This post is closely related to my June 19 article regarding critical race theory (CRT). Most of the legislation seeking to curtail the teaching of CRT has included criticism of The 1619 Project as well. CRT and “1619” both raise the question of how history is understood and taught.
The Problem of Microhistory
Each one of
us has our own personal history, which should, one would think, be rather
straightforward and non-problematic. But in writing my life story, now available in print, some historical “facts” came under
question. June did not remember some of our family history the same way I did.
The two siblings in Ann Patchett’s intriguing book The Dutch House
(2019) discuss their family’s microhistory. One asks, “Do you think it’s
possible to ever see the past as it actually was?” The other reflects on how we
humans
overlay the present onto the past. We look back through the lens of what we know now, so we’re not seeing it as the people we were, we’re seeing it as the people we are, and that means the past has been radically altered (p. 45).
The Problem of Macrohistory
Recently I
also read The Sense of an Ending (2011) by British author Julian Barnes. In that novel, one “high school” student remarks, “History is the lies
of the victors.” The teacher retorts that “it is also the self-delusions of the
defeated.”
At that
point, the most brilliant student in the class says, rather cynically, “History
is that certainty produced at the point where the imperfections of memory meet
the inadequacies of documentation” (pp. 16-17).
If that is true
in personal or family history; it is especially true in writing macrohistory.

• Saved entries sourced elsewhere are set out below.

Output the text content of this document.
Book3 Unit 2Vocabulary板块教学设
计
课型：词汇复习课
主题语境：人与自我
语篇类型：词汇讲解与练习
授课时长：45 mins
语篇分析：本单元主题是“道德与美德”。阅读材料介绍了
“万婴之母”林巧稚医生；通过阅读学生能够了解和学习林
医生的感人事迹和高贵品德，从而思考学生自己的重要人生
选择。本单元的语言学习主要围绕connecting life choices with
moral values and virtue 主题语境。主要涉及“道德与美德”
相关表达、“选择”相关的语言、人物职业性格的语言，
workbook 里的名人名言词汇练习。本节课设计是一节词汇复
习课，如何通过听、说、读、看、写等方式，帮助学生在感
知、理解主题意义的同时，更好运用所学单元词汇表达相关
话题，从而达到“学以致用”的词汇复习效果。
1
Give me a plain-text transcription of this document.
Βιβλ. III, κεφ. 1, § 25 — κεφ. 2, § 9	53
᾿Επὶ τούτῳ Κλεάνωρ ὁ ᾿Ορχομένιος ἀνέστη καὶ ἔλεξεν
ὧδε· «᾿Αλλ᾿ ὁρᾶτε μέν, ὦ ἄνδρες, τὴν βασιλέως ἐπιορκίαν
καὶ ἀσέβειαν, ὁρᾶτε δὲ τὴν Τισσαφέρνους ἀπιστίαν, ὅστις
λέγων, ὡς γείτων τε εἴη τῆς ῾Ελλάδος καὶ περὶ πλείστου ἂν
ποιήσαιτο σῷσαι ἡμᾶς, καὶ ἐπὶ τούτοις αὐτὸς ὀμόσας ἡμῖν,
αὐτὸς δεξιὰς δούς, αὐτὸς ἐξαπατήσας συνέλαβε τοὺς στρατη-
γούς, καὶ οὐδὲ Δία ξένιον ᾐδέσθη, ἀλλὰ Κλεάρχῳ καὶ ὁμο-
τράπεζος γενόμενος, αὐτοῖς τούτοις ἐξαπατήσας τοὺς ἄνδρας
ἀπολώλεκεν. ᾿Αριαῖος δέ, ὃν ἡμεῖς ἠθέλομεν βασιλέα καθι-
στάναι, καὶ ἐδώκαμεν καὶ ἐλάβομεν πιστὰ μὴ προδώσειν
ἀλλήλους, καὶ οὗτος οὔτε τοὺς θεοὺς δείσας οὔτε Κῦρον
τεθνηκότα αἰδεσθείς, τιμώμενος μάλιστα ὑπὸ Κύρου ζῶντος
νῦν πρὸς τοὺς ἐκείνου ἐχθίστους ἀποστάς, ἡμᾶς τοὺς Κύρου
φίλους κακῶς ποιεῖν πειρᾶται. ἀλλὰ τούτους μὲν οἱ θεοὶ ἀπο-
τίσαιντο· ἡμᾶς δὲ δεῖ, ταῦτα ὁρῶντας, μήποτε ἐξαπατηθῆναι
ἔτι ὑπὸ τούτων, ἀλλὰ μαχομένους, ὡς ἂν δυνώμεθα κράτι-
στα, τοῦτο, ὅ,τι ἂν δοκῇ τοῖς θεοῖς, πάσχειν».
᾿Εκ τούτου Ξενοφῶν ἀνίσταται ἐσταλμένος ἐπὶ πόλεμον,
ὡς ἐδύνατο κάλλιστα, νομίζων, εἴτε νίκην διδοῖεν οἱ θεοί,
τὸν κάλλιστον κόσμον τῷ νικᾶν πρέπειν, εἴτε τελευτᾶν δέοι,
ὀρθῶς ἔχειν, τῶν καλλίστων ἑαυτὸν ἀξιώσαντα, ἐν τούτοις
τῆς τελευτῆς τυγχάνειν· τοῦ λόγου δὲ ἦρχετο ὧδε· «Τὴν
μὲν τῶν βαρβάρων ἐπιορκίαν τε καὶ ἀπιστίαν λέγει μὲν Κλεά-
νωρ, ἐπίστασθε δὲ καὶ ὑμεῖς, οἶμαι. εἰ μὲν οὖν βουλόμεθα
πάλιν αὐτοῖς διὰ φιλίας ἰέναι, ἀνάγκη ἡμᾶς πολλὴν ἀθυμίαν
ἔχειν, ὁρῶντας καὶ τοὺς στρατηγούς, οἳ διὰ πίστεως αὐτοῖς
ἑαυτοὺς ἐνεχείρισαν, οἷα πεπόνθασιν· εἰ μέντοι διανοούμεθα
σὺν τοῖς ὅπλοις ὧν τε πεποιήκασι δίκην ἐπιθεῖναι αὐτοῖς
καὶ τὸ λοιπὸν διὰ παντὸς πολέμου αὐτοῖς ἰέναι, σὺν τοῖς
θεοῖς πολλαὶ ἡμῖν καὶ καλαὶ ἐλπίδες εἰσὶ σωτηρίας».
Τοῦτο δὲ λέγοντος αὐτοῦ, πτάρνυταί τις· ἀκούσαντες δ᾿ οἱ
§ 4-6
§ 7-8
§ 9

But
the problem is more than just the imperfections of memory and the inadequacies
of documentation.
The most
serious problem is the biases of the historians and the conscious or
unconscious interpretation of past events for the benefit of a particular
segment of society.
Thus, the
squabble over The 1619 Project continues.

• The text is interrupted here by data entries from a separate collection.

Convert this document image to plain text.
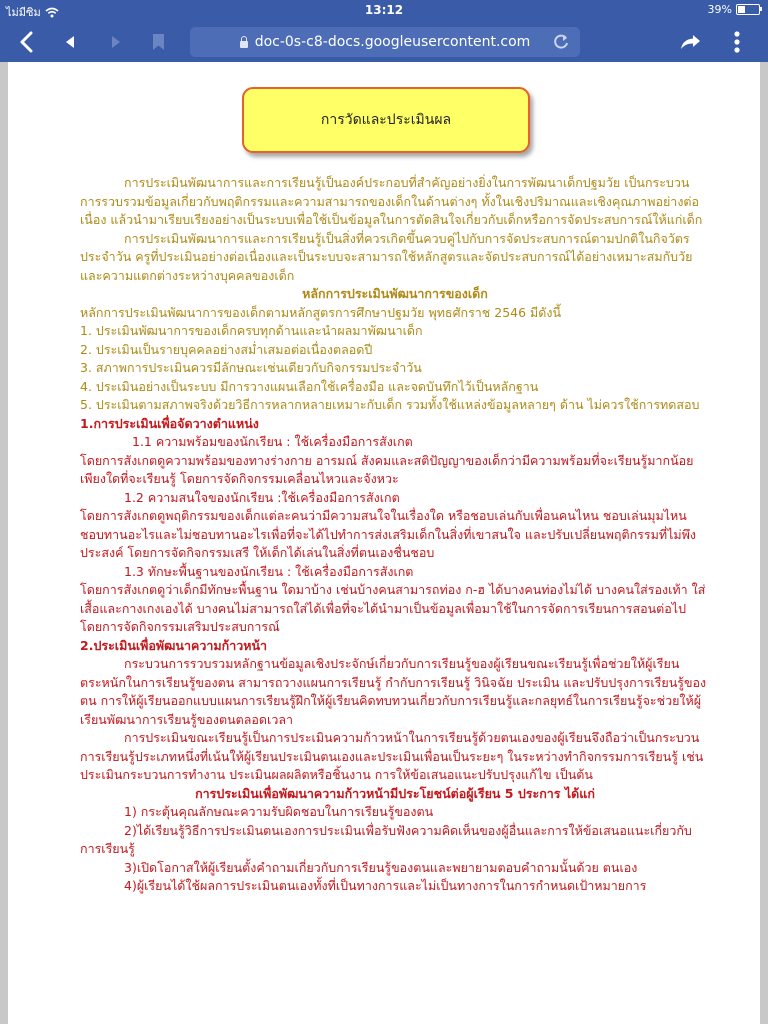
ไม่มีซิม	13:12	39%
doc-0s-c8-docs.googleusercontent.com
การวัดและประเมินผล

การประเมินพัฒนาการและการเรียนรู้เป็นองค์ประกอบที่สำคัญอย่างยิ่งในการพัฒนาเด็กปฐมวัย เป็นกระบวนการรวบรวมข้อมูลเกี่ยวกับพฤติกรรมและความสามารถของเด็กในด้านต่างๆ ทั้งในเชิงปริมาณและเชิงคุณภาพอย่างต่อเนื่อง แล้วนำมาเรียบเรียงอย่างเป็นระบบเพื่อใช้เป็นข้อมูลในการตัดสินใจเกี่ยวกับเด็กหรือการจัดประสบการณ์ให้แก่เด็ก

การประเมินพัฒนาการและการเรียนรู้เป็นสิ่งที่ควรเกิดขึ้นควบคู่ไปกับการจัดประสบการณ์ตามปกติในกิจวัตรประจำวัน ครูที่ประเมินอย่างต่อเนื่องและเป็นระบบจะสามารถใช้หลักสูตรและจัดประสบการณ์ได้อย่างเหมาะสมกับวัย และความแตกต่างระหว่างบุคคลของเด็ก

หลักการประเมินพัฒนาการของเด็ก

หลักการประเมินพัฒนาการของเด็กตามหลักสูตรการศึกษาปฐมวัย พุทธศักราช 2546 มีดังนี้

1. ประเมินพัฒนาการของเด็กครบทุกด้านและนำผลมาพัฒนาเด็ก

2. ประเมินเป็นรายบุคคลอย่างสม่ำเสมอต่อเนื่องตลอดปี

3. สภาพการประเมินควรมีลักษณะเช่นเดียวกับกิจกรรมประจำวัน

4. ประเมินอย่างเป็นระบบ มีการวางแผนเลือกใช้เครื่องมือ และจดบันทึกไว้เป็นหลักฐาน

5. ประเมินตามสภาพจริงด้วยวิธีการหลากหลายเหมาะกับเด็ก รวมทั้งใช้แหล่งข้อมูลหลายๆ ด้าน ไม่ควรใช้การทดสอบ

1.การประเมินเพื่อจัดวางตำแหน่ง

1.1 ความพร้อมของนักเรียน : ใช้เครื่องมือการสังเกต

โดยการสังเกตดูความพร้อมของทางร่างกาย อารมณ์ สังคมและสติปัญญาของเด็กว่ามีความพร้อมที่จะเรียนรู้มากน้อยเพียงใดที่จะเรียนรู้ โดยการจัดกิจกรรมเคลื่อนไหวและจังหวะ

1.2 ความสนใจของนักเรียน :ใช้เครื่องมือการสังเกต

โดยการสังเกตดูพฤติกรรมของเด็กแต่ละคนว่ามีความสนใจในเรื่องใด หรือชอบเล่นกับเพื่อนคนไหน ชอบเล่นมุมไหน ชอบทานอะไรและไม่ชอบทานอะไรเพื่อที่จะได้ไปทำการส่งเสริมเด็กในสิ่งที่เขาสนใจ และปรับเปลี่ยนพฤติกรรมที่ไม่พึงประสงค์ โดยการจัดกิจกรรมเสรี ให้เด็กได้เล่นในสิ่งที่ตนเองชื่นชอบ

1.3 ทักษะพื้นฐานของนักเรียน : ใช้เครื่องมือการสังเกต

โดยการสังเกตดูว่าเด็กมีทักษะพื้นฐาน ใดมาบ้าง เช่นบ้างคนสามารถท่อง ก-ฮ ได้บางคนท่องไม่ได้ บางคนใส่รองเท้า ใส่เสื้อและกางเกงเองได้ บางคนไม่สามารถใส่ได้เพื่อที่จะได้นำมาเป็นข้อมูลเพื่อมาใช้ในการจัดการเรียนการสอนต่อไป โดยการจัดกิจกรรมเสริมประสบการณ์

2.ประเมินเพื่อพัฒนาความก้าวหน้า

กระบวนการรวบรวมหลักฐานข้อมูลเชิงประจักษ์เกี่ยวกับการเรียนรู้ของผู้เรียนขณะเรียนรู้เพื่อช่วยให้ผู้เรียนตระหนักในการเรียนรู้ของตน สามารถวางแผนการเรียนรู้ กำกับการเรียนรู้ วินิจฉัย ประเมิน และปรับปรุงการเรียนรู้ของตน การให้ผู้เรียนออกแบบแผนการเรียนรู้ฝึกให้ผู้เรียนคิดทบทวนเกี่ยวกับการเรียนรู้และกลยุทธ์ในการเรียนรู้จะช่วยให้ผู้เรียนพัฒนาการเรียนรู้ของตนตลอดเวลา

การประเมินขณะเรียนรู้เป็นการประเมินความก้าวหน้าในการเรียนรู้ด้วยตนเองของผู้เรียนจึงถือว่าเป็นกระบวนการเรียนรู้ประเภทหนึ่งที่เน้นให้ผู้เรียนประเมินตนเองและประเมินเพื่อนเป็นระยะๆ ในระหว่างทำกิจกรรมการเรียนรู้ เช่น ประเมินกระบวนการทำงาน ประเมินผลผลิตหรือชิ้นงาน การให้ข้อเสนอแนะปรับปรุงแก้ไข เป็นต้น

การประเมินเพื่อพัฒนาความก้าวหน้ามีประโยชน์ต่อผู้เรียน 5 ประการ ได้แก่

1) กระตุ้นคุณลักษณะความรับผิดชอบในการเรียนรู้ของตน

2)ได้เรียนรู้วิธีการประเมินตนเองการประเมินเพื่อรับฟังความคิดเห็นของผู้อื่นและการให้ข้อเสนอแนะเกี่ยวกับการเรียนรู้

3)เปิดโอกาสให้ผู้เรียนตั้งคำถามเกี่ยวกับการเรียนรู้ของตนและพยายามตอบคำถามนั้นด้วย ตนเอง

4)ผู้เรียนได้ใช้ผลการประเมินตนเองทั้งที่เป็นทางการและไม่เป็นทางการในการกำหนดเป้าหมายการ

U.S. History: “1619” or “1776”?
In 2019, The New York Times Magazine published
The 1619 Project, developed by journalist Nikole Hannah-Jones and others.
The year 1619 was when the first African
slaves set foot in North America. The 1619 Project, then, “aims to reframe the
country's history by placing the consequences of slavery and the contributions
of Black Americans at the very center of the United States’ national
narrative" (from this
link).
The 1619 Project was strongly criticized by
politicians such as former Speaker of the House Newt Gingrich (see
here) and Sen. Tom Cotton (R-Ark.), who proposed the Saving of American History
Act of 2020 (see
here), and especially by former Pres. Trump.
On the day before the 2020 presidential
election, by executive order DJT established the 1776 Commission. Republican
politicians continue to praise the flawed 1776 Commission report and to
castigate The 1619 Project.
The “1776 Pledge to Save Our
Schools” is being signed by numerous politicians, such as the two current Republican
gubernatorial candidates in Kansas, who were rebuked by an editorial
in the June 28 issue of the Kansas City Star.
There are some obvious problems with The 1619
Project, including some historical inaccuracies (as noted in this 3/6/20
Politico article). It also fails to link the beginning of U.S. history to
the mistreatment of Native Americans (as this 9/26/20
opinion piece explains).
But most who oppose teaching CRT and “1619” want to shield students from much of the “ugly” history of the past. They need to consider, though, the truth of the following meme. (The painting depicts some dreadful history of Canada’s First Nations children, similar to what happened in the U.S.)
_____**Of the many articles I have read related to this post, I am linking here to only one, Eugene Robinson’s 6/28 opinion piece in The Washington Post, which is accessible here without a paywall. The sixth paragraph on is directly about The 1619 Project.